Auch MM-Redaktionsdirektor Wolfram Seifert war nah dran, den Grünen-Promi zu bitten, doch einmal in seine Kamera zu lächeln. Seifert saß Ostersamstag zusammen mit dem TV-Moderator Max Schautzer und Lothar Neuse (Inhaber der Bodega de Andratx) in der Pizzeria Pavarotti in Port d'Andratx, als drei Männer vorbeiliefen. „Der eine war Joschka Fischer”, rief der Kellner. „Mich kennt Fischer nicht, aber mit dir lässt er sich bestimmt fotografieren”, so Seifert zu Schautzer. Gemeinsam machte man sich auf die Pirsch, doch Fischer war verschwunden.

Bisher schreibt man den Grünen eher der Toskana-Fraktion zu. Daher widmet die People-Illustrierte „Bunte” in der aktuellen Ausgabe dem Insel-Urlaub des Außenministers auch eine Doppelseite unter der Überschrift „Zärtliche Stunden auf Mallorca”.

Beobachter wissen: „Toskana-Fraktion”, das war gestern. Der neue Begriff, der auch für die Zukunft der Politik in Deutschland nicht unbedeutend sein könnte, lautet „Mallorca-Koalition”. Denn während zu den Mitgliedern der Toskana-Fraktion nur Mitglieder von SPD und Grünen gezählt werden, gehören der „Mallorca-Koalition” Politiker aller Schattierungen an.

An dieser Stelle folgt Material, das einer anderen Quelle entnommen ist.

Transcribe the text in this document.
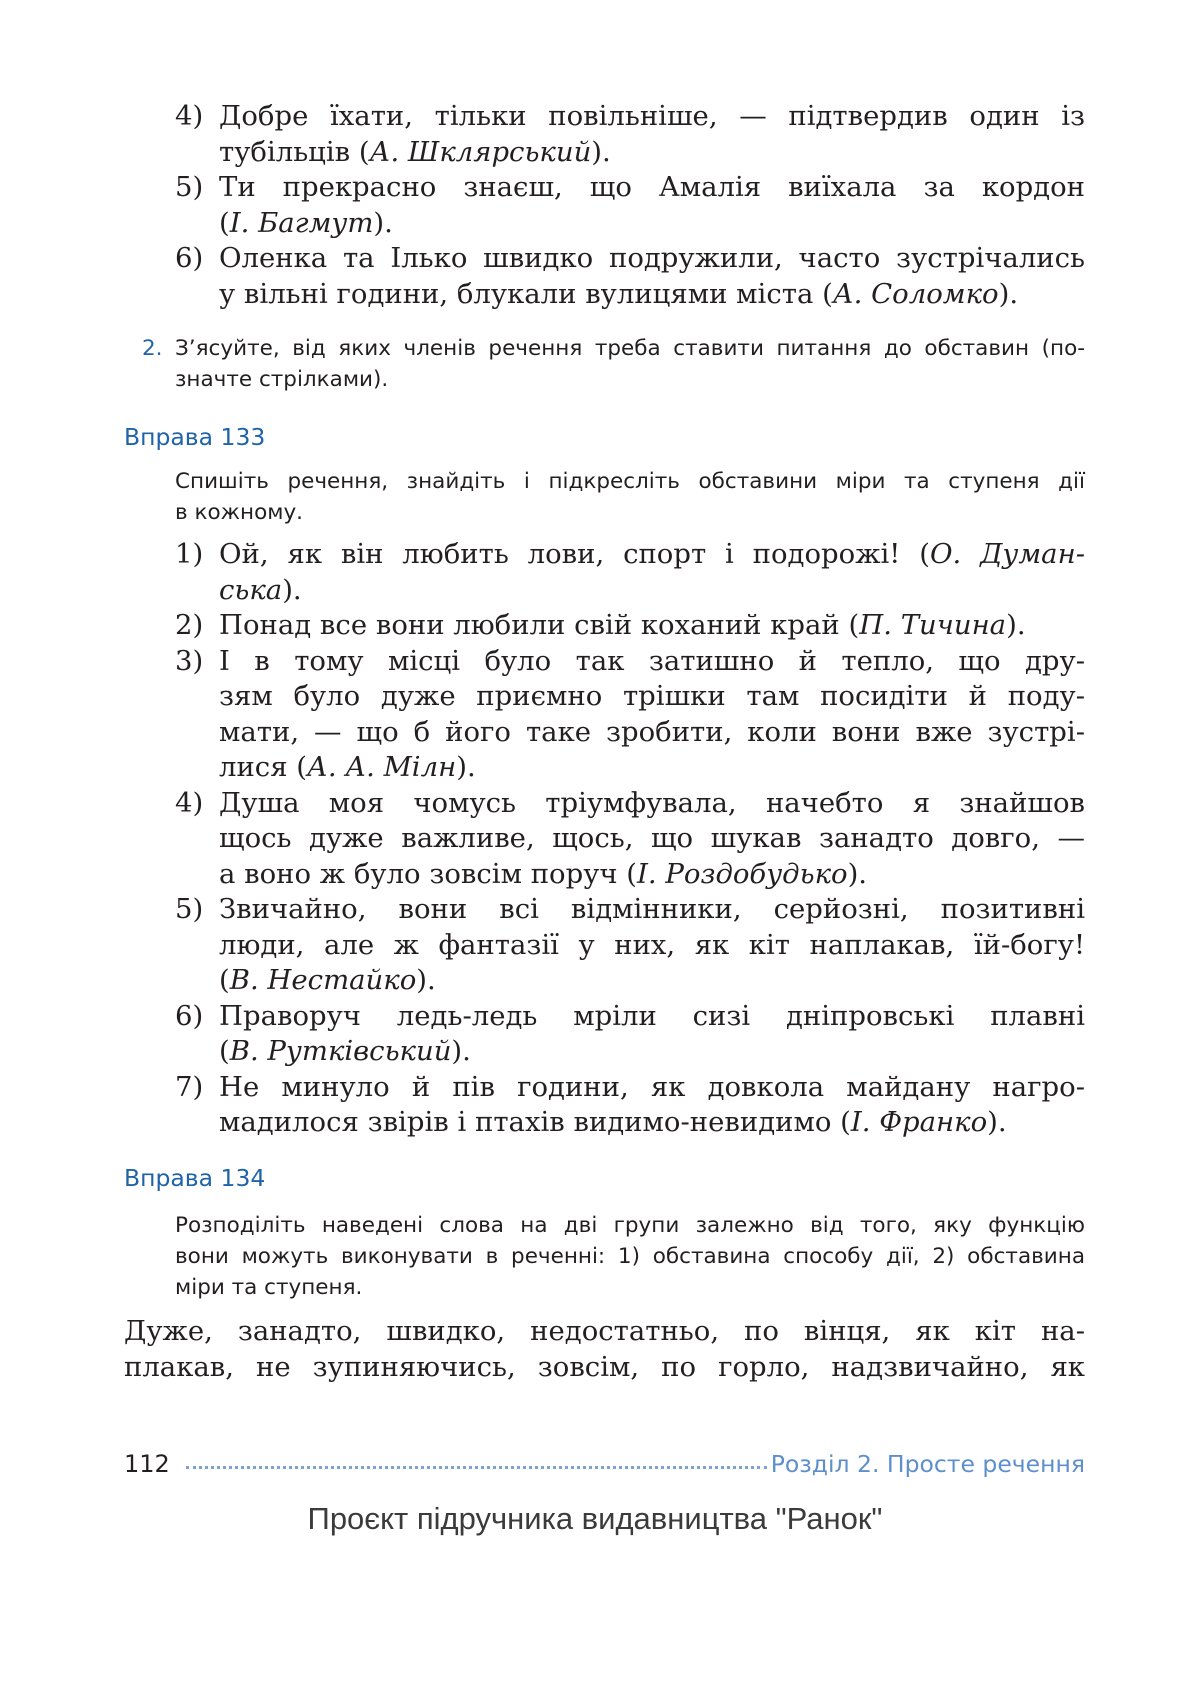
4) Добре їхати, тільки повільніше, — підтвердив один із
тубільців (А. Шклярський).
5) Ти прекрасно знаєш, що Амалія виїхала за кордон
(І. Багмут).
6) Оленка та Ілько швидко подружили, часто зустрічались
у вільні години, блукали вулицями міста (А. Соломко).
2. З’ясуйте, від яких членів речення треба ставити питання до обставин (по-
значте стрілками).
Вправа 133
Спишіть речення, знайдіть і підкресліть обставини міри та ступеня дії
в кожному.
1) Ой, як він любить лови, спорт і подорожі! (О. Думан-
ська).
2) Понад все вони любили свій коханий край (П. Тичина).
3) І в тому місці було так затишно й тепло, що дру-
зям було дуже приємно трішки там посидіти й поду-
мати, — що б його таке зробити, коли вони вже зустрі-
лися (А. А. Мілн).
4) Душа моя чомусь тріумфувала, начебто я знайшов
щось дуже важливе, щось, що шукав занадто довго, —
а воно ж було зовсім поруч (І. Роздобудько).
5) Звичайно, вони всі відмінники, серйозні, позитивні
люди, але ж фантазії у них, як кіт наплакав, їй-богу!
(В. Нестайко).
6) Праворуч ледь-ледь мріли сизі дніпровські плавні
(В. Рутківський).
7) Не минуло й пів години, як довкола майдану нагро-
мадилося звірів і птахів видимо-невидимо (І. Франко).
Вправа 134
Розподіліть наведені слова на дві групи залежно від того, яку функцію
вони можуть виконувати в реченні: 1) обставина способу дії, 2) обставина
міри та ступеня.
Дуже, занадто, швидко, недостатньо, по вінця, як кіт на-
плакав, не зупиняючись, зовсім, по горло, надзвичайно, як
112	Розділ 2. Просте речення
Проєкт підручника видавництва "Ранок"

Während sich Fischer in Port dAndratx entspannte, weilte Berlins Regierender Bürgermeister Klaus Wowereit in Capdepera. Auch der stellvertretende SPD-Fraktionsvorsitzende im Bundestag, Michael Müller, war auf Mallorca. Gesehen wurde ebenfalls Rudolf Scharping, der allerdings bei Treffen der „Mallorca-Koalition” eher durch Finca-Anekdoten auffallen dürfte als Meinungsführer zu werden.

Zu denjenigen, die in den letzten Jahren Mallorca einen Besuch abstatteten (oder immer mal wieder hier waren) gehören auch Ex-Verteidigungsminister Volker Rühe, CDU-Generalsekretär Laurenz Meyer, der saarländische Ministerpräsident Peter Müller, sein Vor-Vorgänger Oskar Lafontaine, Ex-Finanzminister Theo Waigel, der stellvertretende Vorsitzende der CDU/CSU-Bundestagsfraktion Wolfgang Bosbach, die amtierenden Ministerpräsidenten Kurt Beck (Rheinland-Pfalz), Matthias Platzeck (Brandenburg) und Peer Steinbrück (Nordrhein-Westfalen), ihr ehemaliger Amtskollege Sigmar Gabriel (Niedersachsen), Bundesumweltminister Jürgen Trittin und FDP-Chef Guido Westerwelle. Der wird nicht müde, in den deutschen Medien immer wieder zu betonen, dass Mallorca seine Lieblingsinsel sei.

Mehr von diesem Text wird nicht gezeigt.